Hierarchical Prompt Learning for Image- and Text-Based Person Re-Identification
Linhan Zhou, Shuang Li, Neng Dong, Yonghang Tai, Yafei Zhang, Huafeng Li
TL;DR
This work tackles the challenge of unified person re-identification with both image and text queries, where joint training often suffers from semantic conflicts between instance-level (text-driven) and identity-level (image-driven) cues. It introduces Hierarchical Prompt Learning (HPL), comprising a Task-Routed Transformer (TRT) with dual class tokens, a Hierarchical Prompt Learning module that merges fixed identity prompts with dynamically generated instance prompts via modality-specific inversion networks, and a Cross-Modal Prompt Regularization (CMPR) to align prompts across modalities. The approach uses a two-stage optimization to construct and then leverage these prompts for cross-modal learning, applying losses for intra- and cross-modal alignment and instance-level regularization. Empirical results on six benchmark combinations show state-of-the-art performance on both I2I and T2I ReID tasks, validating the effectiveness of joint modeling and prompt-based supervision for multi-modal person retrieval. The framework demonstrates strong cross-modal coherence, robust identity discrimination, and practical potential for unified multi-modal ReID systems, with clear gains from TRT, HPL, and CMPR components.
Abstract
Person re-identification (ReID) aims to retrieve target pedestrian images given either visual queries (image-to-image, I2I) or textual descriptions (text-to-image, T2I). Although both tasks share a common retrieval objective, they pose distinct challenges: I2I emphasizes discriminative identity learning, while T2I requires accurate cross-modal semantic alignment. Existing methods often treat these tasks separately, which may lead to representation entanglement and suboptimal performance. To address this, we propose a unified framework named Hierarchical Prompt Learning (HPL), which leverages task-aware prompt modeling to jointly optimize both tasks. Specifically, we first introduce a Task-Routed Transformer, which incorporates dual classification tokens into a shared visual encoder to route features for I2I and T2I branches respectively. On top of this, we develop a hierarchical prompt generation scheme that integrates identity-level learnable tokens with instance-level pseudo-text tokens. These pseudo-tokens are derived from image or text features via modality-specific inversion networks, injecting fine-grained, instance-specific semantics into the prompts.

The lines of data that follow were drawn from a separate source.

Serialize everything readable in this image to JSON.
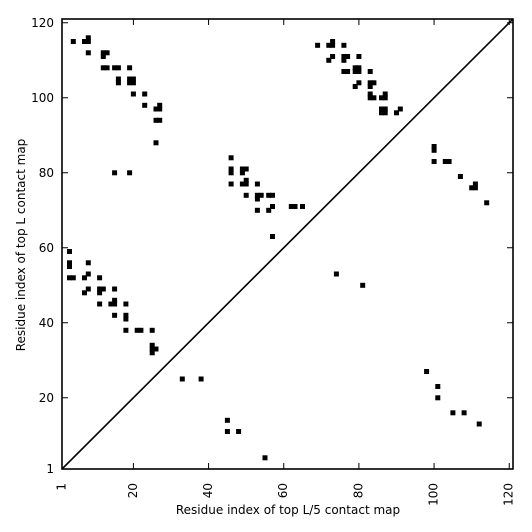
{
  "chart_data": {
    "type": "scatter",
    "xlabel": "Residue index of top L/5 contact map",
    "ylabel": "Residue index of top L contact map",
    "xlim": [
      1,
      121
    ],
    "ylim": [
      1,
      121
    ],
    "x_ticks": [
      1,
      20,
      40,
      60,
      80,
      100,
      120
    ],
    "y_ticks": [
      1,
      20,
      40,
      60,
      80,
      100,
      120
    ],
    "diagonal": true,
    "grid": false,
    "marker": "filled-square",
    "color": "#000000",
    "series": [
      {
        "values": [
          [
            4,
            115
          ],
          [
            8,
            116
          ],
          [
            8,
            115
          ],
          [
            7,
            115
          ],
          [
            8,
            112
          ],
          [
            12,
            112
          ],
          [
            13,
            112
          ],
          [
            12,
            111
          ],
          [
            12,
            108
          ],
          [
            13,
            108
          ],
          [
            15,
            108
          ],
          [
            16,
            108
          ],
          [
            16,
            105
          ],
          [
            16,
            104
          ],
          [
            19,
            108
          ],
          [
            19,
            105
          ],
          [
            20,
            105
          ],
          [
            19,
            104
          ],
          [
            20,
            104
          ],
          [
            20,
            101
          ],
          [
            23,
            101
          ],
          [
            23,
            98
          ],
          [
            26,
            97
          ],
          [
            27,
            98
          ],
          [
            27,
            97
          ],
          [
            26,
            94
          ],
          [
            27,
            94
          ],
          [
            26,
            88
          ],
          [
            15,
            80
          ],
          [
            19,
            80
          ],
          [
            46,
            84
          ],
          [
            46,
            81
          ],
          [
            46,
            80
          ],
          [
            49,
            81
          ],
          [
            50,
            81
          ],
          [
            49,
            80
          ],
          [
            46,
            77
          ],
          [
            49,
            77
          ],
          [
            50,
            78
          ],
          [
            50,
            77
          ],
          [
            53,
            77
          ],
          [
            50,
            74
          ],
          [
            53,
            74
          ],
          [
            54,
            74
          ],
          [
            53,
            73
          ],
          [
            56,
            74
          ],
          [
            57,
            74
          ],
          [
            53,
            70
          ],
          [
            56,
            70
          ],
          [
            57,
            71
          ],
          [
            62,
            71
          ],
          [
            63,
            71
          ],
          [
            65,
            71
          ],
          [
            57,
            63
          ],
          [
            69,
            114
          ],
          [
            72,
            114
          ],
          [
            73,
            115
          ],
          [
            73,
            114
          ],
          [
            72,
            110
          ],
          [
            73,
            111
          ],
          [
            76,
            114
          ],
          [
            76,
            111
          ],
          [
            77,
            111
          ],
          [
            76,
            110
          ],
          [
            76,
            107
          ],
          [
            77,
            107
          ],
          [
            79,
            108
          ],
          [
            80,
            108
          ],
          [
            80,
            107
          ],
          [
            79,
            107
          ],
          [
            80,
            111
          ],
          [
            79,
            103
          ],
          [
            80,
            104
          ],
          [
            83,
            107
          ],
          [
            83,
            104
          ],
          [
            84,
            104
          ],
          [
            83,
            103
          ],
          [
            83,
            101
          ],
          [
            83,
            100
          ],
          [
            84,
            100
          ],
          [
            86,
            100
          ],
          [
            87,
            101
          ],
          [
            87,
            100
          ],
          [
            86,
            97
          ],
          [
            87,
            97
          ],
          [
            86,
            96
          ],
          [
            87,
            96
          ],
          [
            90,
            96
          ],
          [
            91,
            97
          ],
          [
            100,
            87
          ],
          [
            100,
            86
          ],
          [
            100,
            83
          ],
          [
            103,
            83
          ],
          [
            104,
            83
          ],
          [
            107,
            79
          ],
          [
            110,
            76
          ],
          [
            111,
            77
          ],
          [
            111,
            76
          ],
          [
            114,
            72
          ],
          [
            3,
            59
          ],
          [
            3,
            56
          ],
          [
            3,
            55
          ],
          [
            3,
            52
          ],
          [
            4,
            52
          ],
          [
            7,
            52
          ],
          [
            8,
            53
          ],
          [
            8,
            56
          ],
          [
            11,
            52
          ],
          [
            7,
            48
          ],
          [
            8,
            49
          ],
          [
            11,
            49
          ],
          [
            12,
            49
          ],
          [
            11,
            48
          ],
          [
            11,
            45
          ],
          [
            14,
            45
          ],
          [
            15,
            46
          ],
          [
            15,
            45
          ],
          [
            15,
            49
          ],
          [
            15,
            42
          ],
          [
            18,
            45
          ],
          [
            18,
            42
          ],
          [
            18,
            41
          ],
          [
            18,
            38
          ],
          [
            21,
            38
          ],
          [
            22,
            38
          ],
          [
            25,
            38
          ],
          [
            25,
            34
          ],
          [
            25,
            33
          ],
          [
            26,
            33
          ],
          [
            25,
            32
          ],
          [
            74,
            53
          ],
          [
            81,
            50
          ],
          [
            33,
            25
          ],
          [
            38,
            25
          ],
          [
            45,
            14
          ],
          [
            45,
            11
          ],
          [
            48,
            11
          ],
          [
            55,
            4
          ],
          [
            98,
            27
          ],
          [
            101,
            23
          ],
          [
            101,
            20
          ],
          [
            105,
            16
          ],
          [
            108,
            16
          ],
          [
            112,
            13
          ]
        ]
      }
    ]
  }
}
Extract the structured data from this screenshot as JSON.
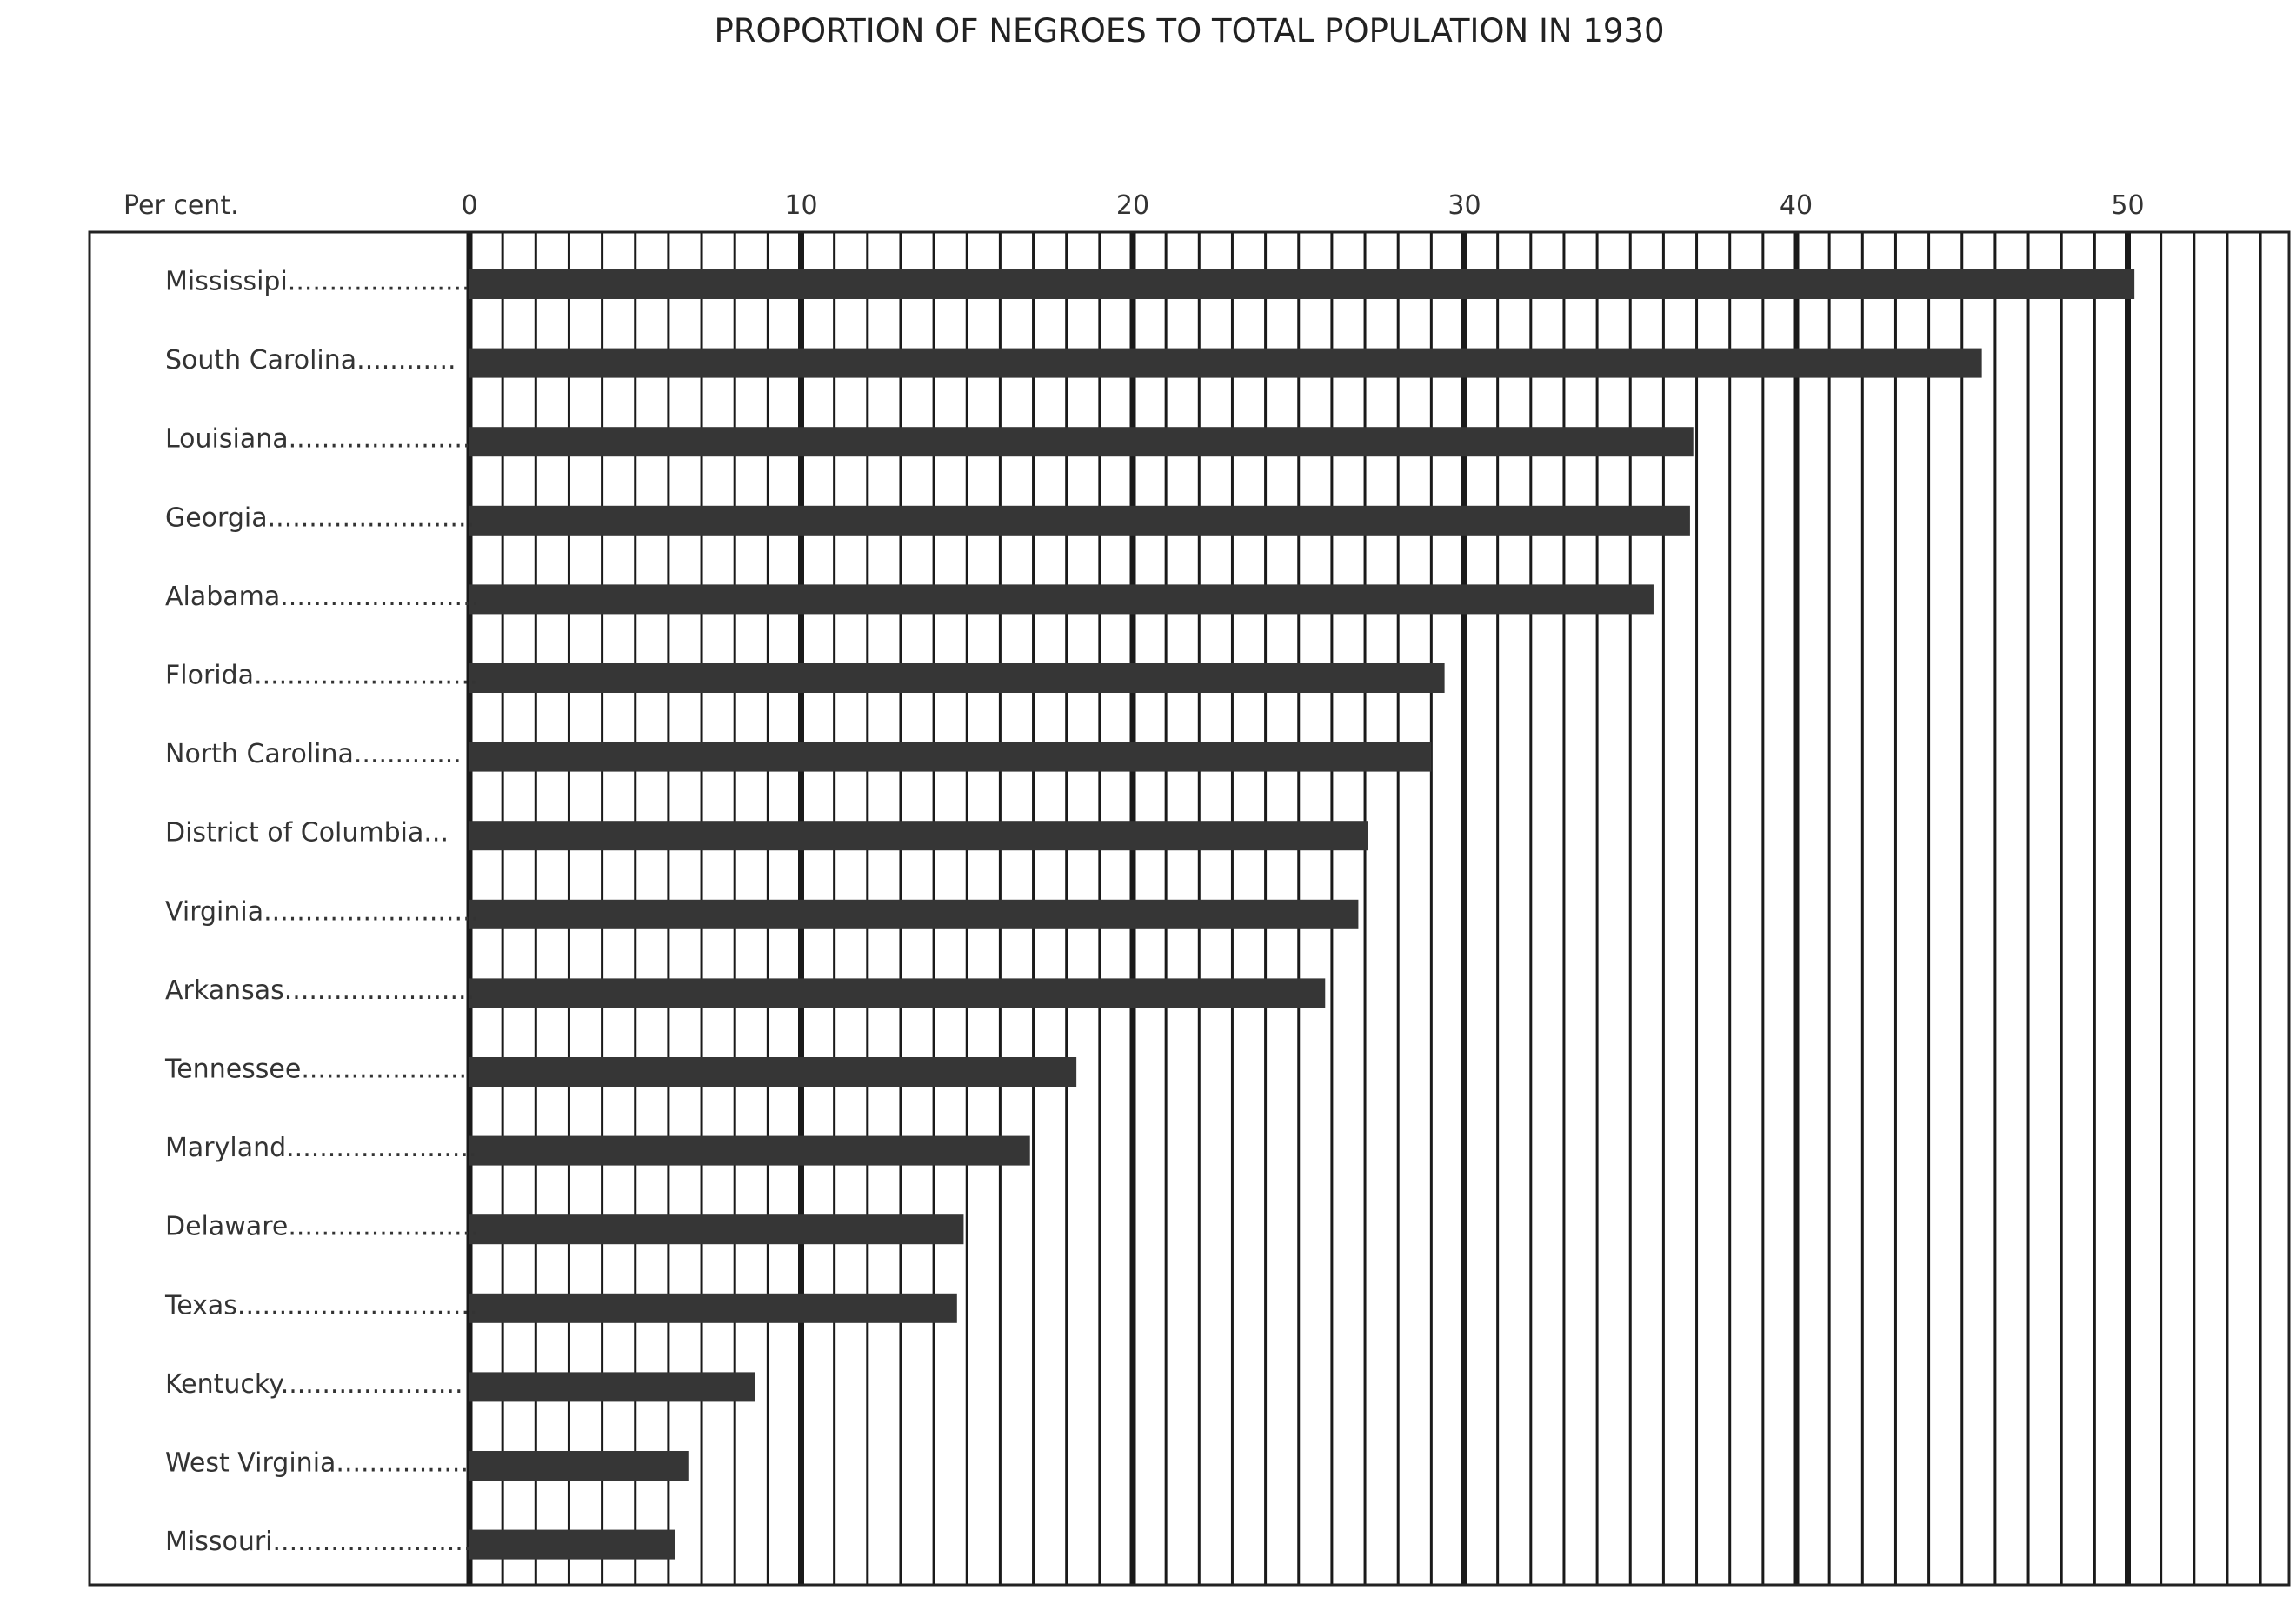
{
  "chart_data": {
    "type": "bar",
    "orientation": "horizontal",
    "title": "PROPORTION OF NEGROES TO TOTAL POPULATION IN 1930",
    "xlabel": "Per cent.",
    "ylabel": "",
    "xlim": [
      0,
      55
    ],
    "x_ticks": [
      0,
      10,
      20,
      30,
      40,
      50
    ],
    "minor_gridline_step": 1,
    "grid": true,
    "categories": [
      "Mississipi......................",
      "South Carolina............",
      "Louisiana......................",
      "Georgia.........................",
      "Alabama........................",
      "Florida...........................",
      "North Carolina.............",
      "District of Columbia...",
      "Virginia..........................",
      "Arkansas.......................",
      "Tennessee....................",
      "Maryland.......................",
      "Delaware.......................",
      "Texas.............................",
      "Kentucky......................",
      "West Virginia................",
      "Missouri........................"
    ],
    "values": [
      50.2,
      45.6,
      36.9,
      36.8,
      35.7,
      29.4,
      29.0,
      27.1,
      26.8,
      25.8,
      18.3,
      16.9,
      14.9,
      14.7,
      8.6,
      6.6,
      6.2
    ],
    "colors": {
      "bar": "#363636",
      "grid": "#1a1a1a",
      "frame": "#222222",
      "text": "#333333"
    }
  }
}
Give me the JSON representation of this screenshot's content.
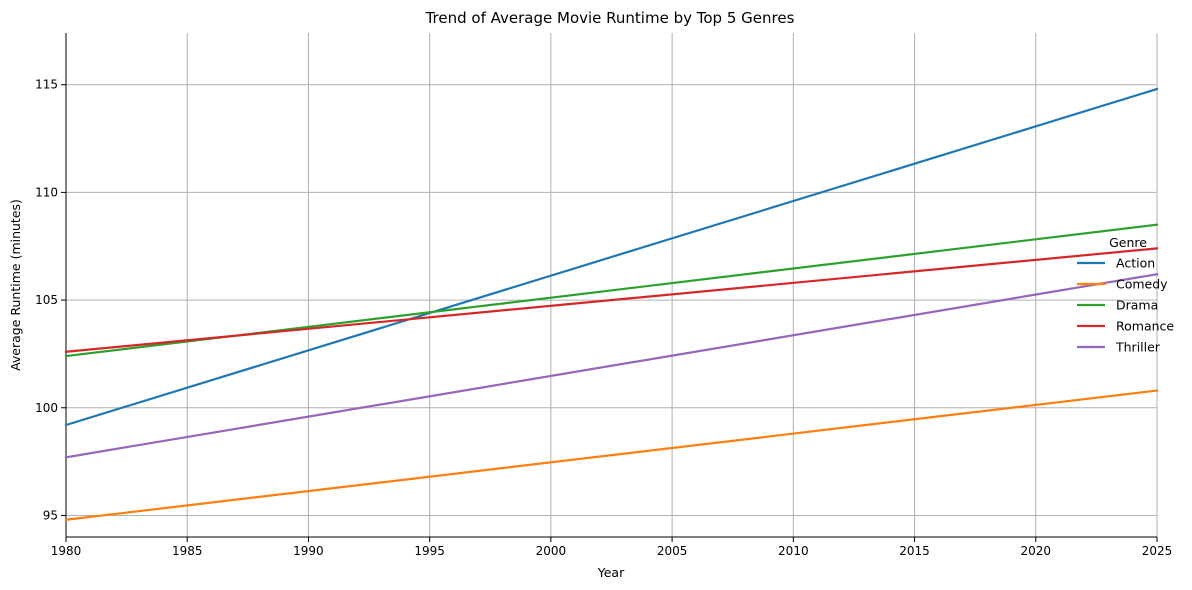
{
  "chart_data": {
    "type": "line",
    "title": "Trend of Average Movie Runtime by Top 5 Genres",
    "xlabel": "Year",
    "ylabel": "Average Runtime (minutes)",
    "xlim": [
      1980,
      2025
    ],
    "ylim": [
      94.0,
      117.4
    ],
    "xticks": [
      1980,
      1985,
      1990,
      1995,
      2000,
      2005,
      2010,
      2015,
      2020,
      2025
    ],
    "yticks": [
      95,
      100,
      105,
      110,
      115
    ],
    "grid": true,
    "legend": {
      "title": "Genre",
      "placement": "right"
    },
    "series": [
      {
        "name": "Action",
        "color": "#1f77b4",
        "x": [
          1980,
          2025
        ],
        "y": [
          99.2,
          114.8
        ]
      },
      {
        "name": "Comedy",
        "color": "#ff7f0e",
        "x": [
          1980,
          2025
        ],
        "y": [
          94.8,
          100.8
        ]
      },
      {
        "name": "Drama",
        "color": "#2ca02c",
        "x": [
          1980,
          2025
        ],
        "y": [
          102.4,
          108.5
        ]
      },
      {
        "name": "Romance",
        "color": "#d62728",
        "x": [
          1980,
          2025
        ],
        "y": [
          102.6,
          107.4
        ]
      },
      {
        "name": "Thriller",
        "color": "#9467bd",
        "x": [
          1980,
          2025
        ],
        "y": [
          97.7,
          106.2
        ]
      }
    ]
  }
}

Furthermore, we propose a Cross-Modal Prompt Regularization strategy to enforce semantic alignment in the prompt token space, ensuring that pseudo-prompts preserve source-modality characteristics while enhancing cross-modal transferability. Extensive experiments on multiple ReID benchmarks validate the effectiveness of our method, achieving state-of-the-art performance on both I2I and T2I tasks.